On Dec. 2, Louisiana Solicitor General Liz Murril argued in opposition of retroactively applying the law in Edwards v. Vannoy, an ongoing case that calls into question how new rules of criminal procedure should be applied to settled cases.

Murril said the Edwards v. Vannoy case is not debating whether unanimity is a good policy.

“Louisiana voters agreed that it is and embraced this policy in criminal prosecutions that arose after January 1, 2019,” Murril said. “But for nearly 50 years – Louisiana, Oregon and Puerto Rico expressly relied on Supreme Court precedent approving the use of non-unanimous jury verdicts in state criminal cases. If Ramos were to be applied retroactively, thousands of long-final convictions – whose crimes each have victims – would be unsettled.”

In a recent press release, Louisiana Attorney General Jeff Landry said the decision could “jeopardize thousands of long-final rape, murder, child molestation and other violent crime convictions.”

The Supreme Court decision could have implications for non-unanimous verdicts in criminal matters that were decided in St. John the Baptist Parish.

Richard B. Stricks, district public defender for the 40th Judicial District Court, said it was very common to see non-unanimous convictions locally, except in cases such as homicides where unanimity was required.

“We had public defenders requesting the judges to allow convictions only on unanimous verdict.

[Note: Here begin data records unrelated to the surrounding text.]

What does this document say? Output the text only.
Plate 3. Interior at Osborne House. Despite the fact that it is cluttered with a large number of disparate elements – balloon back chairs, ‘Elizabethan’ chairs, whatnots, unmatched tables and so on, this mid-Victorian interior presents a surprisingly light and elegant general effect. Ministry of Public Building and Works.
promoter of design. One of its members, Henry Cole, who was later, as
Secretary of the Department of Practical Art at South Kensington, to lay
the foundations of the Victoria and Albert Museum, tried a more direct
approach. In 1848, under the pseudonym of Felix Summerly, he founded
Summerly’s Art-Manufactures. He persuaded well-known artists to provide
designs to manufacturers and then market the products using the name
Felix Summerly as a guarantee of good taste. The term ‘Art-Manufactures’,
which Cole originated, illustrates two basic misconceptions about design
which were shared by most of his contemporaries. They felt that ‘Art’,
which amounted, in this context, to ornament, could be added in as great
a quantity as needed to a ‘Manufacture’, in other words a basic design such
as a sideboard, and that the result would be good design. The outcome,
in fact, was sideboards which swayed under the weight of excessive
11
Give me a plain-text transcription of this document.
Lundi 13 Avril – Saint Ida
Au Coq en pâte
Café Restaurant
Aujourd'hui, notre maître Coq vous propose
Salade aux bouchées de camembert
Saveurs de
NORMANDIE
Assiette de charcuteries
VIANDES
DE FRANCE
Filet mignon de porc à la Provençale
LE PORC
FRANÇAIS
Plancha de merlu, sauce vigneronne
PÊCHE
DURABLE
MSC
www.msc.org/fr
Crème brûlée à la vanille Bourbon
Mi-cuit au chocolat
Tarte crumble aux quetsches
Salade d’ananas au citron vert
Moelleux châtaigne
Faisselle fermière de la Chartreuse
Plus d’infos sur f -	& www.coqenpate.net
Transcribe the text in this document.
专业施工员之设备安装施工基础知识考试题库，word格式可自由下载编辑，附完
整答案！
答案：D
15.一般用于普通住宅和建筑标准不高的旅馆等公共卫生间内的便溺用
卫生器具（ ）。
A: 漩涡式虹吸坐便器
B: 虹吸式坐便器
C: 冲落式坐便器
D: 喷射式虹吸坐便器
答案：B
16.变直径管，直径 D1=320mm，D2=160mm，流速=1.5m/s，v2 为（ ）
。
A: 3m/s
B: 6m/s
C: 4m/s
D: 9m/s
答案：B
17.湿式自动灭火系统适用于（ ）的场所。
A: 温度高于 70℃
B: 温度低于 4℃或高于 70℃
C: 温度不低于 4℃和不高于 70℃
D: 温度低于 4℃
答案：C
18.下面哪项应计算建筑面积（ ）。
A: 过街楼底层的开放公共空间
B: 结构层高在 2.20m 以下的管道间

The judges were denying it. Those cases were brought up on appeal, and they’re coming back. We have cases in St. John that are going to have to be re-tried,” Stricks said.

He maintains that individuals convicted under the previous system should have the right to return to trial.

“Because the basis of the ruling was that there was a discriminatory origin (in the 10-2 rule), I think that anybody who was convicted by a non-unanimous verdict should be entitled to challenge that,” Stricks said. “The reason the 10-2 rule was argued before the Supreme Court was that it was designed to dilute the votes of African American jurors…In light of that, the people who were convicted under such a scheme should be allowed to challenge their convictions, even if they’ve served the time, no matter how long ago it was.”

The St. John Parish District Attorney’s Office has prosecuted countless cases and has offered resources to support the victims of violent crimes.

No matter the ruling, District Attorney Bridget A. Dinvaut said she is fully committed to upholding the law.

“The district attorney has and will always uphold the Court’s decisions and respect the rules of law, order and procedure,” Dinvaut said. “The Courts have many challenging Constitutional issues to address. We will await the Court’s rulings and comply accordingly.”

In the Edwards v. Vannoy case, defendant Thedrick Edwards was convicted in 2007 of rape, as well as several charges of armed robbery and kidnapping. The jury was split 10 to 2 on most of the robbery charges and 11 to 1 on the other charges in the case. As a result, Edwards was sentenced to life in prison without parole.